NEW MEXICO—One of my census assignments was to count a local pueblo, and I received plenty of advice before I got there. I was told I shouldn’t look anybody in the eye because it’s disrespectful, and that I wouldn’t be trusted because I’m a white, blonde girl.
All that was the furthest from what I experienced. After all the hype about me not being trusted, I got to the pueblo and talked to the nicest people. They offered me water or candy and would ask me to come in. One lady even opened up her gate for me to drive in, then got out lawn chairs to sit for the interview.
They were so welcoming. The majority of the population was Native American, with very few Hispanics and whites.
Enumerating a pueblo was very different from enumerating in a secular housing area. If people were home, they actually answered their door! Nobody hides from you, and they were very forthright in answering all of your questions for themselves or even their neighbors. If they knew the information, they gave it to me, and most of the time, they knew.

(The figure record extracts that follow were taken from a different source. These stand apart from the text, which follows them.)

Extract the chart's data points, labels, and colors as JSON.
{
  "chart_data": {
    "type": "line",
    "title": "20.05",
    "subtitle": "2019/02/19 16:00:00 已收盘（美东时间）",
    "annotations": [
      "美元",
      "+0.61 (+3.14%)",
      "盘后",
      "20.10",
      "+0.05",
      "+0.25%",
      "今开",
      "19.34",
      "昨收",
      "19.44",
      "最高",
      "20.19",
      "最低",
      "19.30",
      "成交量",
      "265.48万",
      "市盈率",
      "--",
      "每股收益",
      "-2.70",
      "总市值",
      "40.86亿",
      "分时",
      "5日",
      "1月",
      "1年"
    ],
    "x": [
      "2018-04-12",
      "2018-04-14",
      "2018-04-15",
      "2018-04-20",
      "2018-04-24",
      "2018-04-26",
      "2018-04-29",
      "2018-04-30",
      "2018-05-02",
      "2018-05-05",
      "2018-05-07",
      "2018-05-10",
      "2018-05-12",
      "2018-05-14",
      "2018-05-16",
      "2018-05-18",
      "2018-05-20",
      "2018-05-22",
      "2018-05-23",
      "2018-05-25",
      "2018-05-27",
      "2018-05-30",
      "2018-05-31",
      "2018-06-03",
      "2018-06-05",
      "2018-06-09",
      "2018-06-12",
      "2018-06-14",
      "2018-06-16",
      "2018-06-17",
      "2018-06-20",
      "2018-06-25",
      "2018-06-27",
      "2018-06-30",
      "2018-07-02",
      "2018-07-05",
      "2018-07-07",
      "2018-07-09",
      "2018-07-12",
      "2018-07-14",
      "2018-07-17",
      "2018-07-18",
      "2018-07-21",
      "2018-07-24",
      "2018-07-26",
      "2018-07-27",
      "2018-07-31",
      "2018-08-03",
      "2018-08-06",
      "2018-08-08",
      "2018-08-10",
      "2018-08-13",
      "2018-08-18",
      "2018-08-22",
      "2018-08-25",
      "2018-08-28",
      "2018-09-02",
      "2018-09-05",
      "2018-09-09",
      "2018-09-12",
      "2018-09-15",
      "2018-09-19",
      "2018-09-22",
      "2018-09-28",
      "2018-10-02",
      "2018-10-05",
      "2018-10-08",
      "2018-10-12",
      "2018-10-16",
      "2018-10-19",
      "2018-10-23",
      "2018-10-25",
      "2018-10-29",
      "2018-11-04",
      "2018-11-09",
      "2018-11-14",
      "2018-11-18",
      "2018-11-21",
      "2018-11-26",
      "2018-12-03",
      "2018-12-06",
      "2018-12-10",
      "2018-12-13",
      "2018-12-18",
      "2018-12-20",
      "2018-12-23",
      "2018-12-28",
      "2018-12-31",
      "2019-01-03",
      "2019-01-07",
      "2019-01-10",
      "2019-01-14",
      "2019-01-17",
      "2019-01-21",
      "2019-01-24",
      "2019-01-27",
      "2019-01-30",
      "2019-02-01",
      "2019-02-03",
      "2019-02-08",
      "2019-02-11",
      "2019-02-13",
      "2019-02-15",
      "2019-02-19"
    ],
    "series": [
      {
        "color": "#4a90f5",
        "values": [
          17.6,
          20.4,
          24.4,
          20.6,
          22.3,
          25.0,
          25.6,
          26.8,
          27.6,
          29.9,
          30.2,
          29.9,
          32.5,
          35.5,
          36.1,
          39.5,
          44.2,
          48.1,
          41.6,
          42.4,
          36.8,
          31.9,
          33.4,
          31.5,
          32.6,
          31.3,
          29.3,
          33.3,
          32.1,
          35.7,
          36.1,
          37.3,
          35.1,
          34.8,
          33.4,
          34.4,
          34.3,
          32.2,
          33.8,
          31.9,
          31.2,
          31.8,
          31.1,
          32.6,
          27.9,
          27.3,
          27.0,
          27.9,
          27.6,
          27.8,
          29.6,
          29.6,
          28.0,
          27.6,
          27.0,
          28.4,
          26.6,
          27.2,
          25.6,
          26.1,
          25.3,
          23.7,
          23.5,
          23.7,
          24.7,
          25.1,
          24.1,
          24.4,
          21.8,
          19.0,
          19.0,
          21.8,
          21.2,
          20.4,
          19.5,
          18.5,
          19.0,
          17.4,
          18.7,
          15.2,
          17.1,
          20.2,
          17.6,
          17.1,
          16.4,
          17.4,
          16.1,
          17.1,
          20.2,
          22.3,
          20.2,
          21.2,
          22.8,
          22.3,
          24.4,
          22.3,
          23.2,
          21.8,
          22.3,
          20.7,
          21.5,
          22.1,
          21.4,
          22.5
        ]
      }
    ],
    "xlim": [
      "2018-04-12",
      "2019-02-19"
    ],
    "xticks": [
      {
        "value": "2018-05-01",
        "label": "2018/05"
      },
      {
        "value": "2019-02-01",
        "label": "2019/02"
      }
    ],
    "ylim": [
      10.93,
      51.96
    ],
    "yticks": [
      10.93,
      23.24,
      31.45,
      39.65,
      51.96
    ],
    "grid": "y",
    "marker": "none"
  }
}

And one thing is nobody I interviewed said or acted like they hated the U.S. Government, which was different than my other assignments.
The hardest part was finding addresses. Many of the homes were not marked, and the residents themselves didn’t know even their own physical address because they picked up their mail at the post office. But if you knew a name, they could tell you where that person lived. There also wasn’t any order to the house numbers. You’d be looking for residence No. 41, and you’d find No. 39, and No. 43, with nothing in between except a disheveled, probably vacant trailer half a mile off the road with only a fence and 6-foot weeds in between.

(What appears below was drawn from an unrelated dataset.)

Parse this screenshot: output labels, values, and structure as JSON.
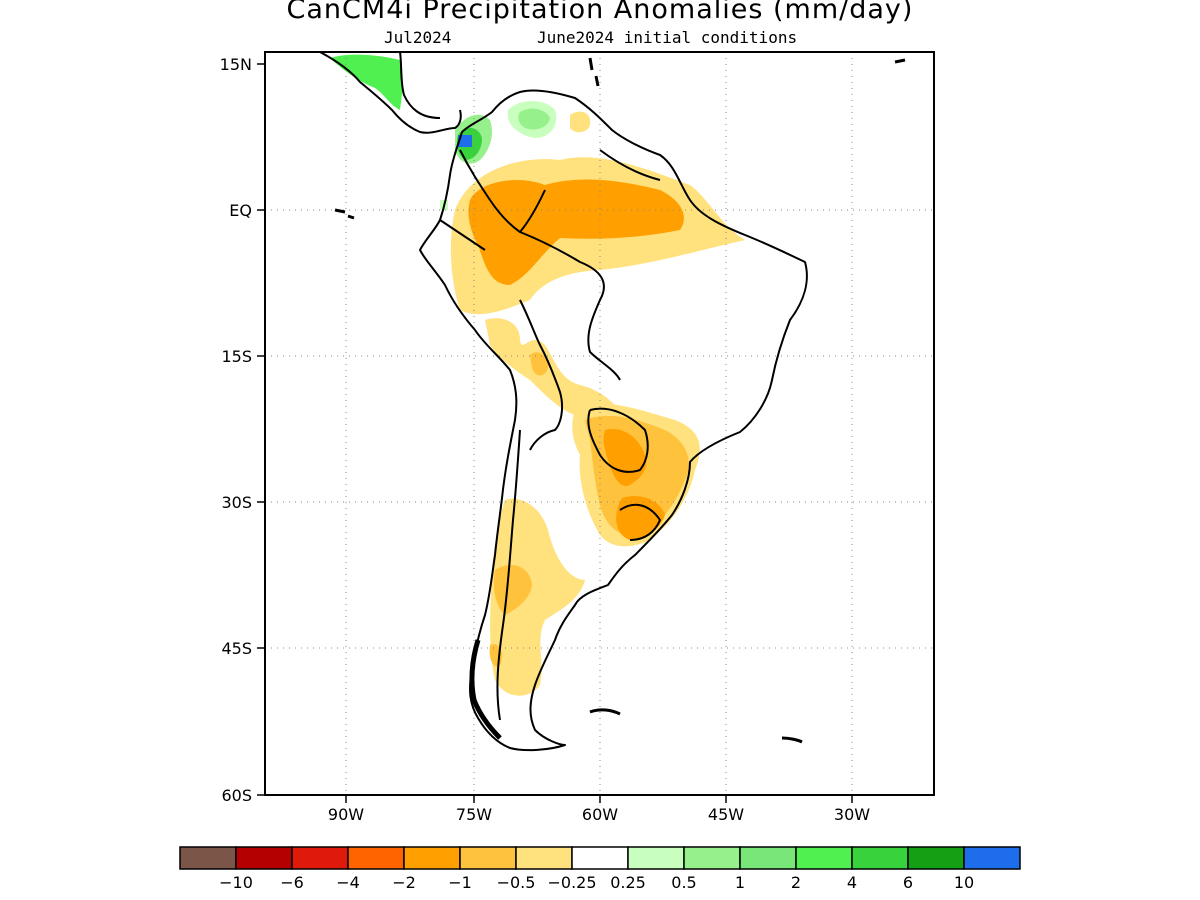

So I would call the Tribal Office and ask them who the owner of the property was and then go back to the neighborhood with a name. That was how I found many addresses. If someone wasn’t home, there was always somebody around who’d lived there for thirty years and knew everyone. So I had plenty of proxies that would give me a full interview and I could close the case. Of the many residences I went to, only one person wouldn’t talk to me.
One time I was looking up and down the street for an address and I went to every single residence and knocked and couldn’t find anybody home, and finally I came upon this lady sleeping on the porch of an old dilapidated house. Her dogs woke her up with their barking. I asked her about the address I was looking for. She told me the house belonged to her niece, then gave me all the information I needed so I didn’t have to go to the niece’s house. And even most of the dogs on the reservation were gentle—they mostly ran free. If they were chained or fenced in, then they probably weren’t nice.

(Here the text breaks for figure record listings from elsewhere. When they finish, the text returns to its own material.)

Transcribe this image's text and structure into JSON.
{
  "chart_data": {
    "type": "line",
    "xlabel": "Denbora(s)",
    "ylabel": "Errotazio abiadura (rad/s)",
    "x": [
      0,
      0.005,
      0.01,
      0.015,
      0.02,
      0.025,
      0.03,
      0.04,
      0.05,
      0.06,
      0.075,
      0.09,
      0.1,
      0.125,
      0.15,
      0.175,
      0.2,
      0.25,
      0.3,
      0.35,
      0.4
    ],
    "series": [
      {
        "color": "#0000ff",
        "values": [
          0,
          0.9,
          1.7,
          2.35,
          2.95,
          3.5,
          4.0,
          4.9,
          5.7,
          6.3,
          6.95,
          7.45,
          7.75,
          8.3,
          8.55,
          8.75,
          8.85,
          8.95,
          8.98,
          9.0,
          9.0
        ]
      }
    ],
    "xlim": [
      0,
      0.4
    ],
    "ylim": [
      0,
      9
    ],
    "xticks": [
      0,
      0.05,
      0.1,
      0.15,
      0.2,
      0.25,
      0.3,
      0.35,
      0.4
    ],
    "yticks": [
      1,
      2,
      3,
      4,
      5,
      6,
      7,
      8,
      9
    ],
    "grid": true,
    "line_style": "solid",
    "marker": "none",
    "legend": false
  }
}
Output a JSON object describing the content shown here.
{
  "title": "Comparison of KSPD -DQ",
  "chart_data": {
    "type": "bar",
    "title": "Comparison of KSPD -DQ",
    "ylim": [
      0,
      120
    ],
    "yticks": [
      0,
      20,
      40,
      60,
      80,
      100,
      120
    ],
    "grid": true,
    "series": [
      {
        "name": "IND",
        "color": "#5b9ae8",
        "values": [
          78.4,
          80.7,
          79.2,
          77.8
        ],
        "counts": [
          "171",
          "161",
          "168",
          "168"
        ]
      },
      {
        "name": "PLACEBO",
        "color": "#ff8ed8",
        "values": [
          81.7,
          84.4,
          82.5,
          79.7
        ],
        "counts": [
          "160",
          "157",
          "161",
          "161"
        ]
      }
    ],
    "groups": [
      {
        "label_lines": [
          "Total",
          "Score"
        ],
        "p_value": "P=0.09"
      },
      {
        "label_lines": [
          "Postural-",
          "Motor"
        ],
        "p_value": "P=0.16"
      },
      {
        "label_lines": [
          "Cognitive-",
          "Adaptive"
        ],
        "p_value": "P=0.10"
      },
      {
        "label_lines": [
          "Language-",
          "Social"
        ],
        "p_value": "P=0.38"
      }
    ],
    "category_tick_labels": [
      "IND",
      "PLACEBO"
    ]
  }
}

Most of the residences were small adobes or trailers. The yards were all mostly dirt, without grass. The actual pueblo itself was about a square mile, and it looked and felt like a small town, with a church and large open space where they held their ceremonies in the center. All of the houses were basically stacked on top of each other. There were no backyards, only front yards with narrow dirt roads in between. And there were no street lights, so you couldn’t be there after dark.
Also confusing was that the Tribe does its own census. On my first day, half the houses told me they had already done the census because the Tribal census was done a month earlier. But the Tribal Census doesn’t count the population, it counts property ownership.
I had so much fun there. I really enjoyed it.